Today I planted a small hedge of golden currant. If all goes well the shrubs will screen off an ugly view of the road and we will enjoy flowers scented like something between cloves and vanilla. If we are lucky we should start enjoying fruit within 3 years. Golden currant is not picky about soil type and shows heat, drought, juglone and shade tolerance. Ribes aureum is a native plant that grows almost everywhere in North America. Apparently bees and hummingbirds love the blossoms.
When I first discovered this plant in a reference book I wondered why I never saw it in people’s gardens here. I thought there must be some kind of drawback … maybe it requires more chill hours than we can expect … maybe it is super susceptible to fungi problems …

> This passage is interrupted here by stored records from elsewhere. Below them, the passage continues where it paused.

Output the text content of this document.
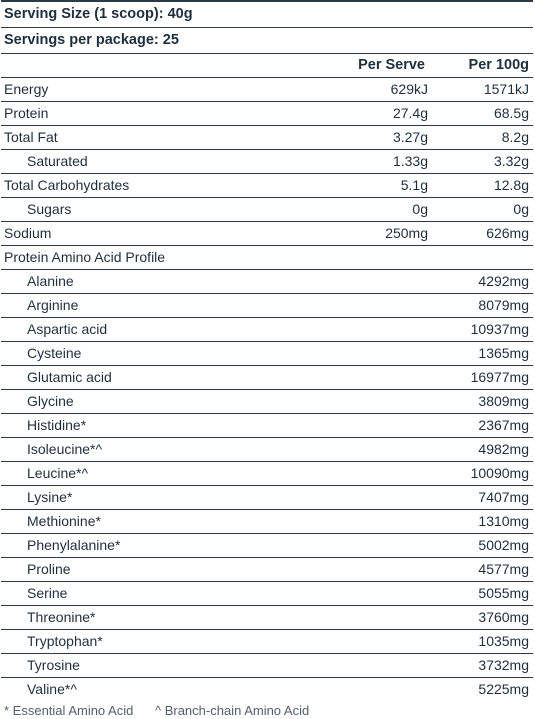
Serving Size (1 scoop): 40g
Servings per package: 25
Per Serve	Per 100g
Energy	629kJ	1571kJ
Protein	27.4g	68.5g
Total Fat	3.27g	8.2g
Saturated	1.33g	3.32g
Total Carbohydrates	5.1g	12.8g
Sugars	0g	0g
Sodium	250mg	626mg
Protein Amino Acid Profile
Alanine	4292mg
Arginine	8079mg
Aspartic acid	10937mg
Cysteine	1365mg
Glutamic acid	16977mg
Glycine	3809mg
Histidine*	2367mg
Isoleucine*^	4982mg
Leucine*^	10090mg
Lysine*	7407mg
Methionine*	1310mg
Phenylalanine*	5002mg
Proline	4577mg
Serine	5055mg
Threonine*	3760mg
Tryptophan*	1035mg
Tyrosine	3732mg
Valine*^	5225mg
* Essential Amino Acid ^ Branch-chain Amino Acid
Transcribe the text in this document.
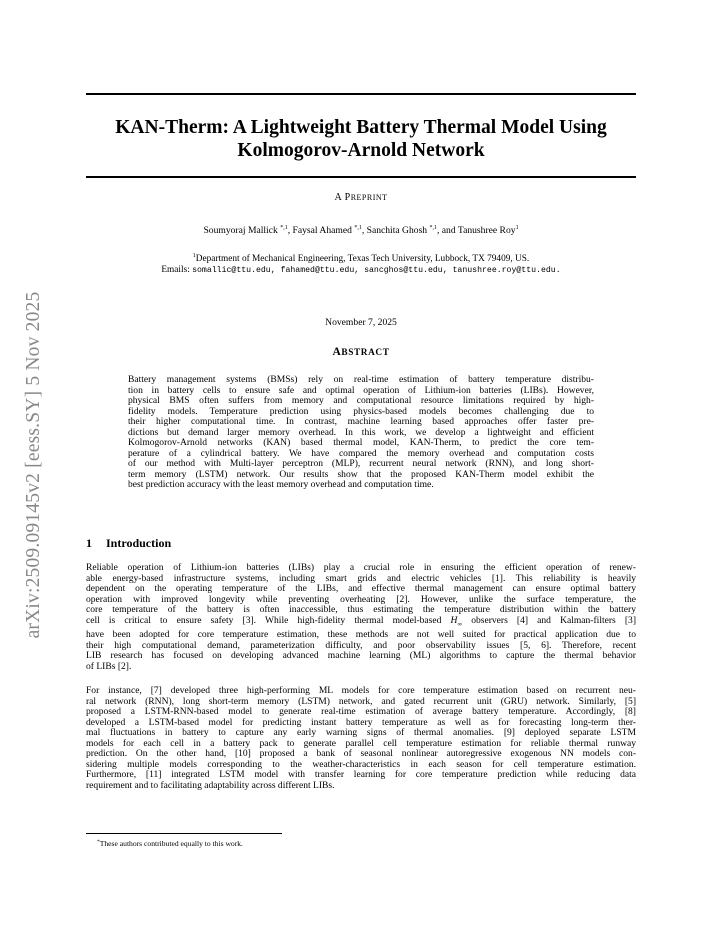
arXiv:2509.09145v2 [eess.SY] 5 Nov 2025
KAN-Therm: A Lightweight Battery Thermal Model Using
Kolmogorov-Arnold Network
A PREPRINT
Soumyoraj Mallick $^{*,1}$, Faysal Ahamed $^{*,1}$, Sanchita Ghosh $^{*,1}$, and Tanushree Roy$^1$
$^1$Department of Mechanical Engineering, Texas Tech University, Lubbock, TX 79409, US.
Emails: somallic@ttu.edu, fahamed@ttu.edu, sancghos@ttu.edu, tanushree.roy@ttu.edu.
November 7, 2025
ABSTRACT
Battery management systems (BMSs) rely on real-time estimation of battery temperature distribu-
tion in battery cells to ensure safe and optimal operation of Lithium-ion batteries (LIBs). However,
physical BMS often suffers from memory and computational resource limitations required by high-
fidelity models. Temperature prediction using physics-based models becomes challenging due to
their higher computational time. In contrast, machine learning based approaches offer faster pre-
dictions but demand larger memory overhead. In this work, we develop a lightweight and efficient
Kolmogorov-Arnold networks (KAN) based thermal model, KAN-Therm, to predict the core tem-
perature of a cylindrical battery. We have compared the memory overhead and computation costs
of our method with Multi-layer perceptron (MLP), recurrent neural network (RNN), and long short-
term memory (LSTM) network. Our results show that the proposed KAN-Therm model exhibit the
best prediction accuracy with the least memory overhead and computation time.
1 Introduction
Reliable operation of Lithium-ion batteries (LIBs) play a crucial role in ensuring the efficient operation of renew-
able energy-based infrastructure systems, including smart grids and electric vehicles [1]. This reliability is heavily
dependent on the operating temperature of the LIBs, and effective thermal management can ensure optimal battery
operation with improved longevity while preventing overheating [2]. However, unlike the surface temperature, the
core temperature of the battery is often inaccessible, thus estimating the temperature distribution within the battery
cell is critical to ensure safety [3]. While high-fidelity thermal model-based $H_\infty$ observers [4] and Kalman-filters [3]
have been adopted for core temperature estimation, these methods are not well suited for practical application due to
their high computational demand, parameterization difficulty, and poor observability issues [5, 6]. Therefore, recent
LIB research has focused on developing advanced machine learning (ML) algorithms to capture the thermal behavior
of LIBs [2].
For instance, [7] developed three high-performing ML models for core temperature estimation based on recurrent neu-
ral network (RNN), long short-term memory (LSTM) network, and gated recurrent unit (GRU) network. Similarly, [5]
proposed a LSTM-RNN-based model to generate real-time estimation of average battery temperature. Accordingly, [8]
developed a LSTM-based model for predicting instant battery temperature as well as for forecasting long-term ther-
mal fluctuations in battery to capture any early warning signs of thermal anomalies. [9] deployed separate LSTM
models for each cell in a battery pack to generate parallel cell temperature estimation for reliable thermal runway
prediction. On the other hand, [10] proposed a bank of seasonal nonlinear autoregressive exogenous NN models con-
sidering multiple models corresponding to the weather-characteristics in each season for cell temperature estimation.
Furthermore, [11] integrated LSTM model with transfer learning for core temperature prediction while reducing data
requirement and to facilitating adaptability across different LIBs.
*These authors contributed equally to this work.
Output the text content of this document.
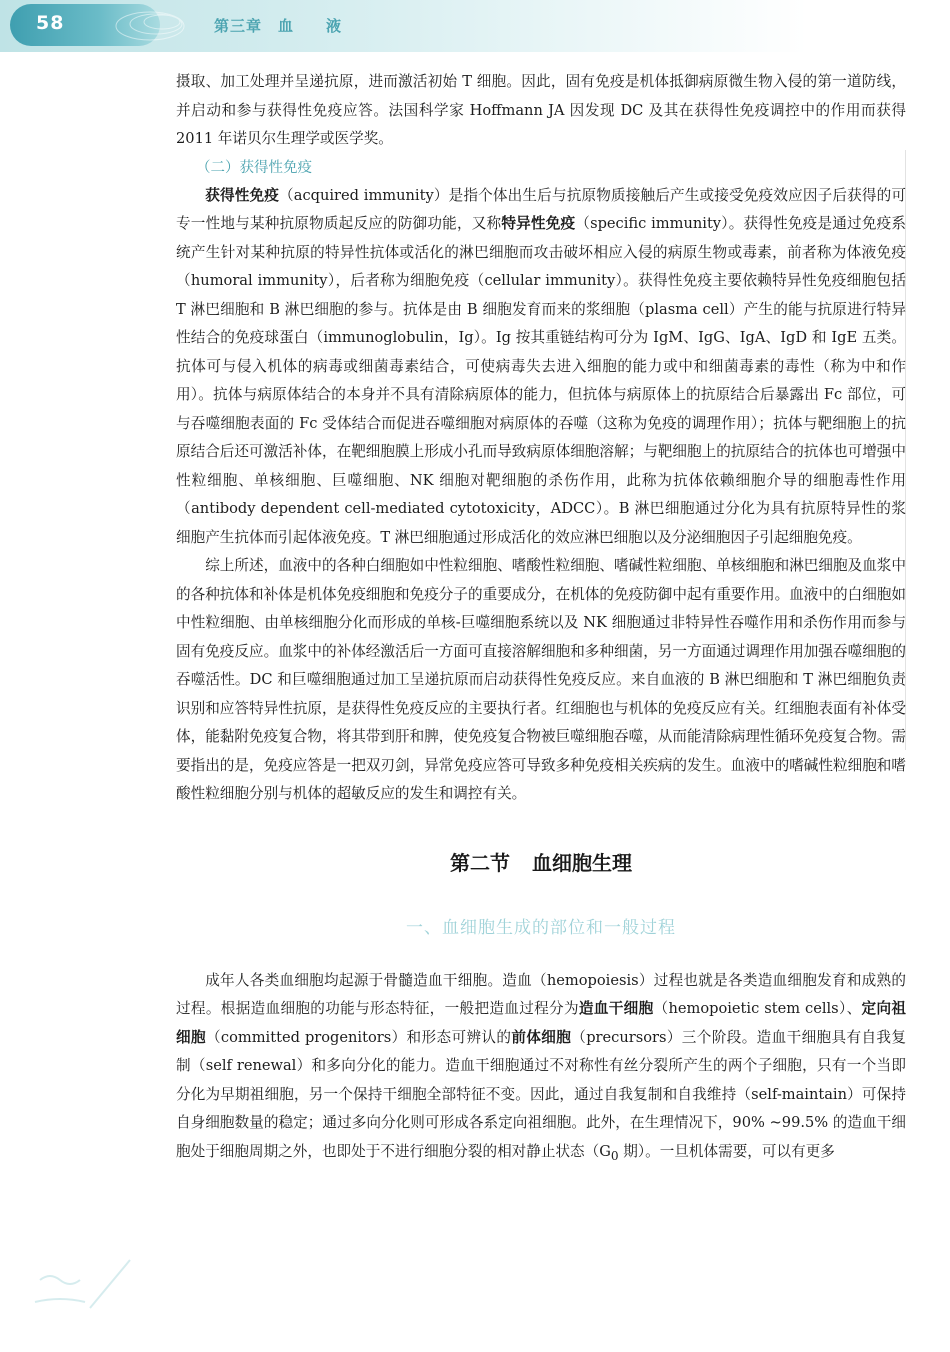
58	第三章　血　　液

摄取、加工处理并呈递抗原，进而激活初始 T 细胞。因此，固有免疫是机体抵御病原微生物入侵的第一道防线，并启动和参与获得性免疫应答。法国科学家 Hoffmann JA 因发现 DC 及其在获得性免疫调控中的作用而获得 2011 年诺贝尔生理学或医学奖。

（二）获得性免疫

获得性免疫（acquired immunity）是指个体出生后与抗原物质接触后产生或接受免疫效应因子后获得的可专一性地与某种抗原物质起反应的防御功能，又称特异性免疫（specific immunity）。获得性免疫是通过免疫系统产生针对某种抗原的特异性抗体或活化的淋巴细胞而攻击破坏相应入侵的病原生物或毒素，前者称为体液免疫（humoral immunity），后者称为细胞免疫（cellular immunity）。获得性免疫主要依赖特异性免疫细胞包括 T 淋巴细胞和 B 淋巴细胞的参与。抗体是由 B 细胞发育而来的浆细胞（plasma cell）产生的能与抗原进行特异性结合的免疫球蛋白（immunoglobulin，Ig）。Ig 按其重链结构可分为 IgM、IgG、IgA、IgD 和 IgE 五类。抗体可与侵入机体的病毒或细菌毒素结合，可使病毒失去进入细胞的能力或中和细菌毒素的毒性（称为中和作用）。抗体与病原体结合的本身并不具有清除病原体的能力，但抗体与病原体上的抗原结合后暴露出 Fc 部位，可与吞噬细胞表面的 Fc 受体结合而促进吞噬细胞对病原体的吞噬（这称为免疫的调理作用）；抗体与靶细胞上的抗原结合后还可激活补体，在靶细胞膜上形成小孔而导致病原体细胞溶解；与靶细胞上的抗原结合的抗体也可增强中性粒细胞、单核细胞、巨噬细胞、NK 细胞对靶细胞的杀伤作用，此称为抗体依赖细胞介导的细胞毒性作用（antibody dependent cell-mediated cytotoxicity，ADCC）。B 淋巴细胞通过分化为具有抗原特异性的浆细胞产生抗体而引起体液免疫。T 淋巴细胞通过形成活化的效应淋巴细胞以及分泌细胞因子引起细胞免疫。

综上所述，血液中的各种白细胞如中性粒细胞、嗜酸性粒细胞、嗜碱性粒细胞、单核细胞和淋巴细胞及血浆中的各种抗体和补体是机体免疫细胞和免疫分子的重要成分，在机体的免疫防御中起有重要作用。血液中的白细胞如中性粒细胞、由单核细胞分化而形成的单核-巨噬细胞系统以及 NK 细胞通过非特异性吞噬作用和杀伤作用而参与固有免疫反应。血浆中的补体经激活后一方面可直接溶解细胞和多种细菌，另一方面通过调理作用加强吞噬细胞的吞噬活性。DC 和巨噬细胞通过加工呈递抗原而启动获得性免疫反应。来自血液的 B 淋巴细胞和 T 淋巴细胞负责识别和应答特异性抗原，是获得性免疫反应的主要执行者。红细胞也与机体的免疫反应有关。红细胞表面有补体受体，能黏附免疫复合物，将其带到肝和脾，使免疫复合物被巨噬细胞吞噬，从而能清除病理性循环免疫复合物。需要指出的是，免疫应答是一把双刃剑，异常免疫应答可导致多种免疫相关疾病的发生。血液中的嗜碱性粒细胞和嗜酸性粒细胞分别与机体的超敏反应的发生和调控有关。

第二节 血细胞生理
一、血细胞生成的部位和一般过程

成年人各类血细胞均起源于骨髓造血干细胞。造血（hemopoiesis）过程也就是各类造血细胞发育和成熟的过程。根据造血细胞的功能与形态特征，一般把造血过程分为造血干细胞（hemopoietic stem cells）、定向祖细胞（committed progenitors）和形态可辨认的前体细胞（precursors）三个阶段。造血干细胞具有自我复制（self renewal）和多向分化的能力。造血干细胞通过不对称性有丝分裂所产生的两个子细胞，只有一个当即分化为早期祖细胞，另一个保持干细胞全部特征不变。因此，通过自我复制和自我维持（self-maintain）可保持自身细胞数量的稳定；通过多向分化则可形成各系定向祖细胞。此外，在生理情况下，90% ~99.5% 的造血干细胞处于细胞周期之外，也即处于不进行细胞分裂的相对静止状态（$G_0$ 期）。一旦机体需要，可以有更多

A lot of the information I found from internet sources was directly contradictory: some saying it ought to thrive while others said it was impossible to grow here.
So I contacted the master gardener’s program, The Lady Bird Johnson Wildflower Center and even a local t.v. gardening show. Few of the local sources were familiar with the plant. None were able to tell me how it might perform in a garden setting. The only person who had an inkling was the guy who wrote back to me from the master gardener help line. He thought he might have seen it growing wild in a nearby town and encouraged me to give it a try.
I got the plants from the University of Idaho Center for Forest Nursery and Seedling Research. I would have preferred a local source but at this point I am feeling like some kind of reckless pioneer. I received the plants within 2 days of placing the order. The root systems were well developed and there were healthy leaf buds on the stems. I cannot recommend this service more highly. Plus, the price was most agreeable: $2.50 for 5 plants. No, that is not a typo. You can find their catalog here. They offer a nice selection of native plants.